Some sellers who are subject to disclosure requirements foolishly think that if they disclose known defects, this will keep their home from selling. However, this is rarely the case. Buyers usually don’t sue about information they had before they bought a property. If they do, they rarely win. Legitimate lawsuits are often about defects that weren’t disclosed to the buyers before the transaction closed–defects that the buyers were sure the sellers knew about, but intentionally withheld.

Disclosure laws came into effect to protect buyers. Thorough and accurate disclosures also protect sellers from future litigation.
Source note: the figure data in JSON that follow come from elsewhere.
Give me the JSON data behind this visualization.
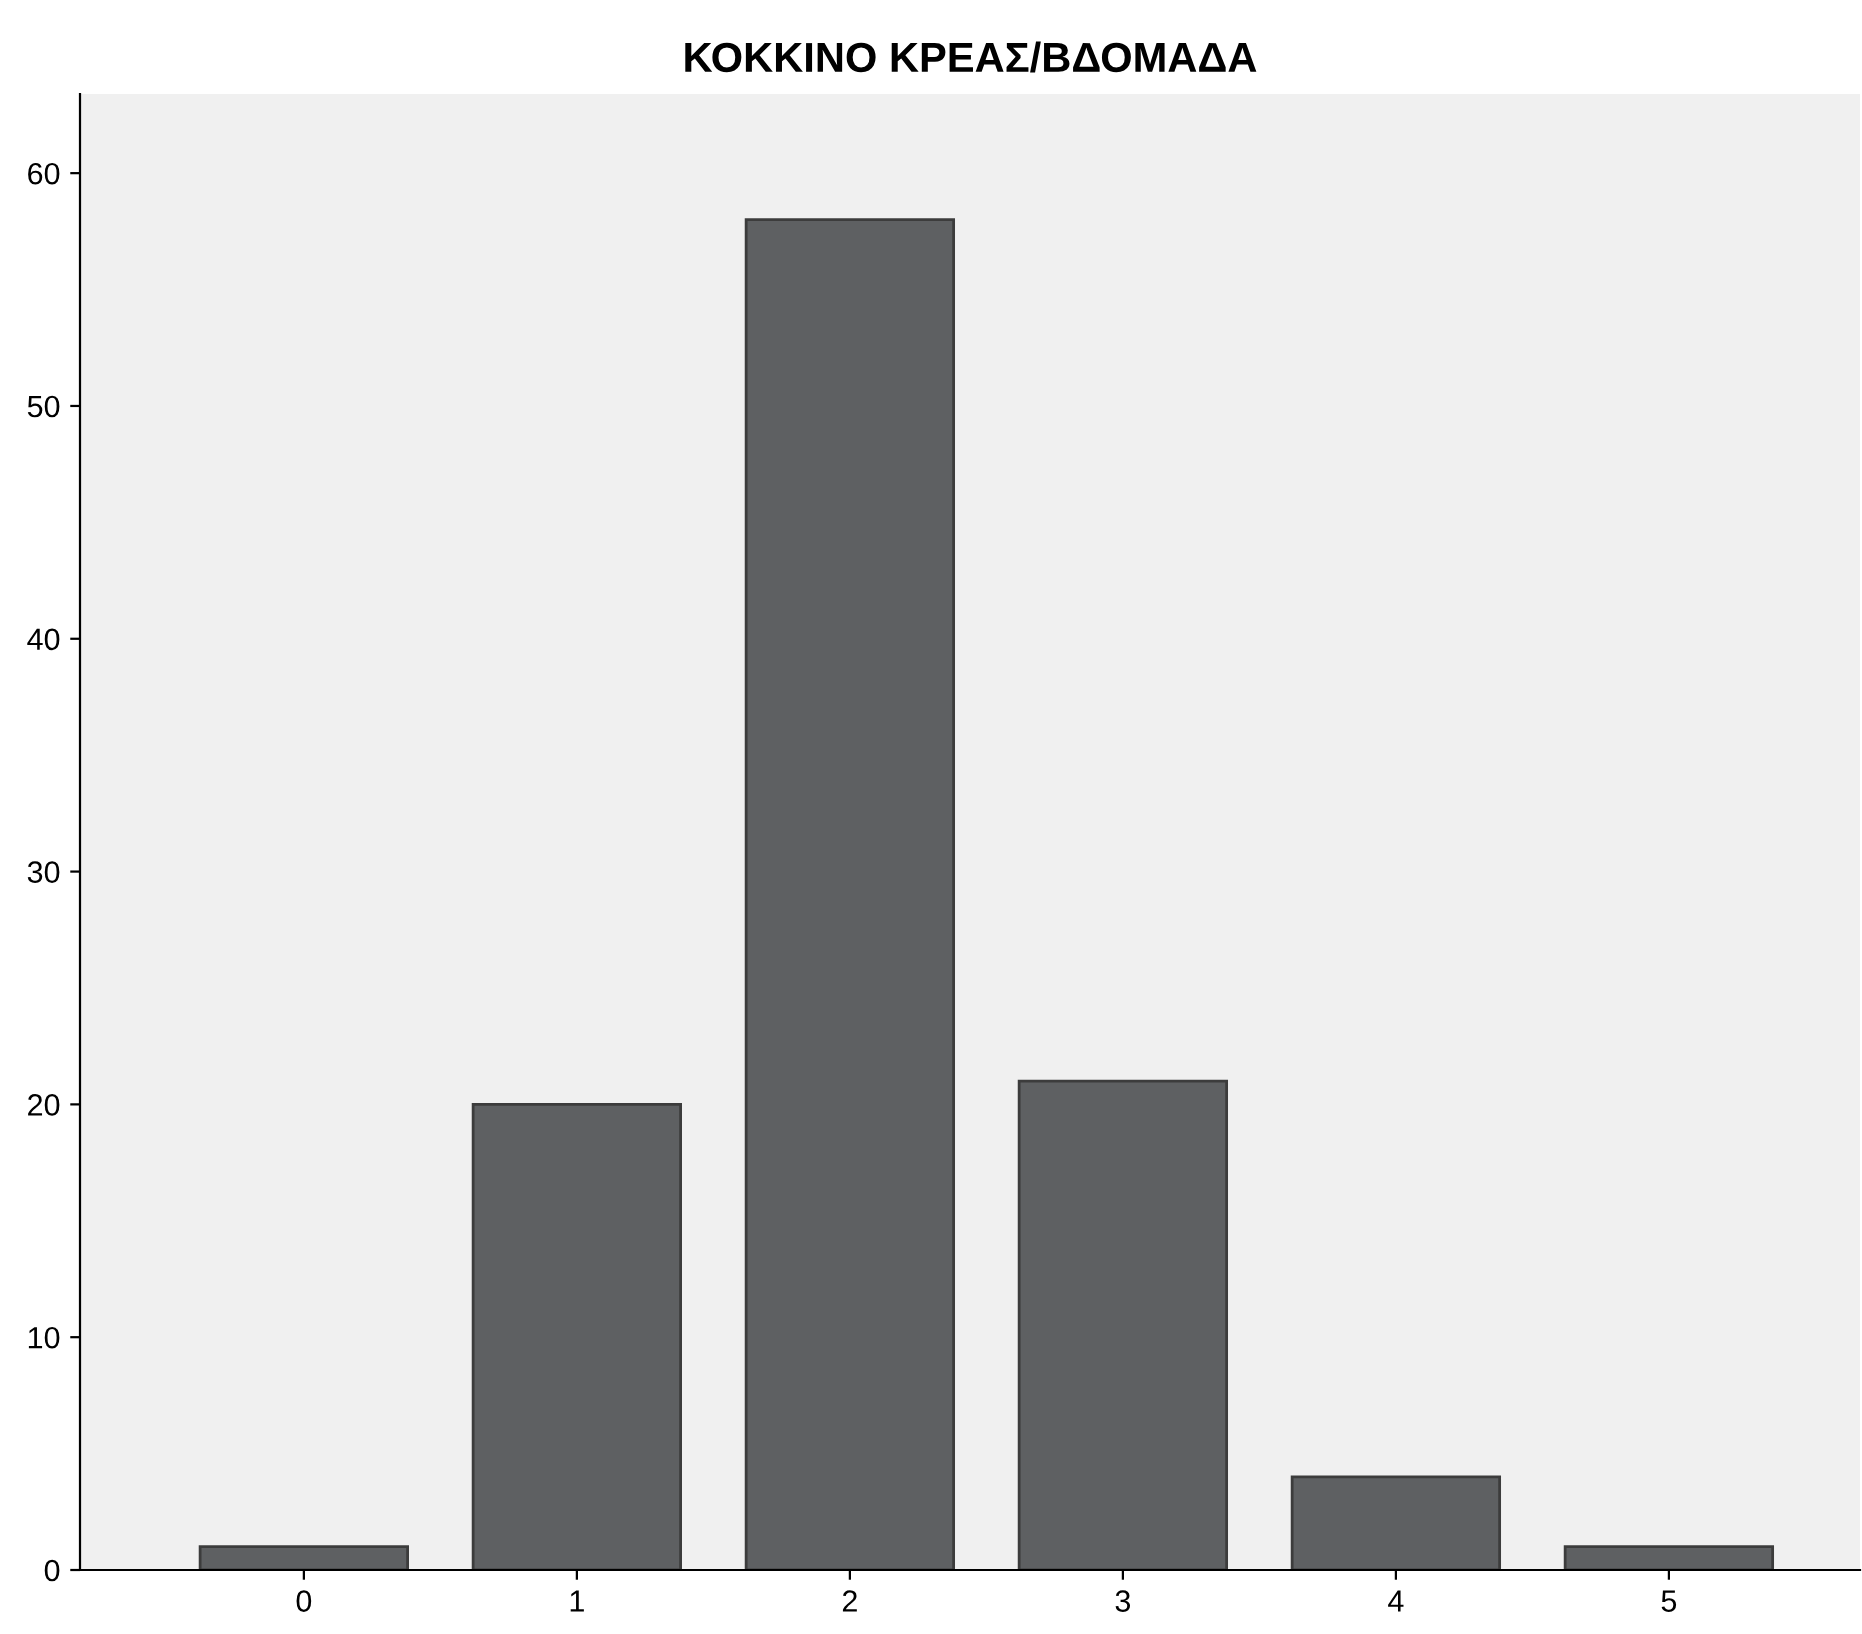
{
  "chart_data": {
    "type": "bar",
    "title": "ΚΟΚΚΙΝΟ ΚΡΕΑΣ/ΒΔΟΜΑΔΑ",
    "categories": [
      "0",
      "1",
      "2",
      "3",
      "4",
      "5"
    ],
    "values": [
      1,
      20,
      58,
      21,
      4,
      1
    ],
    "color": "#5e6062",
    "ylim": [
      0,
      63.4
    ],
    "yticks": [
      0,
      10,
      20,
      30,
      40,
      50,
      60
    ],
    "grid": false
  }
}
So, rather than skirt the issues, sellers are much better off if they disclose any fact that might be material to a buyer’s decision to buy, or the price he might pay.

HOME SELLER’S TIP: Two frequent after-closing problems involve claims regarding square footage misrepresentations and concealment of unfavorable reports. Sellers tend to round up the square footage of their home. For instance, a house that had 1,865 square feet when the sellers bought it suddenly has 1,900 square feet when they sell it.

A far better practice, is to round down, rather than up. This is hard for some sellers to do, because bigger is usually thought to be better. But, it’s not better if you’re sued later. If you feel you need to reference square footage at all be sure to include the word “approximate.” It’s also a good idea to reference the source of the square footage information, and include a statement that it might not be accurate and it won’t be verified. This way, the buyers are put on notice to research this information, if it’s important to them.

As a buyer, you do have a duty to protect yourself. Buying a home is a major investment. So, don’t rely solely on a seller’s disclosures. Have the property inspected and if you need more information from the seller, ask for it. Don’t rely on the fact that the law may be on your side if you get into a dispute. A legal proceeding can exact an emotional toll, not to mention the time it may take out of your busy life.

Concealing unfavorable reports rarely pays off. One seller decided not to disclose estimates he’d obtained to replace his roof. Unfortunately, his neighbors took care of this disclosure for him. The buyer became chummy with the next-door neighbor soon after he took possession of the property. The neighbor told the new homeowner that the seller was planning on replacing the roof before the next rainy season.

THE CLOSING: The buyer made a claim against the seller who ended up paying for a new roof, and the buyer’s attorney’s fees.

Dian Hymer is author of “House Hunting, The Take-Along Workbook for Home Buyers” and “Starting Out, The Complete Home Buyer’s Guide,” Chronicle Books.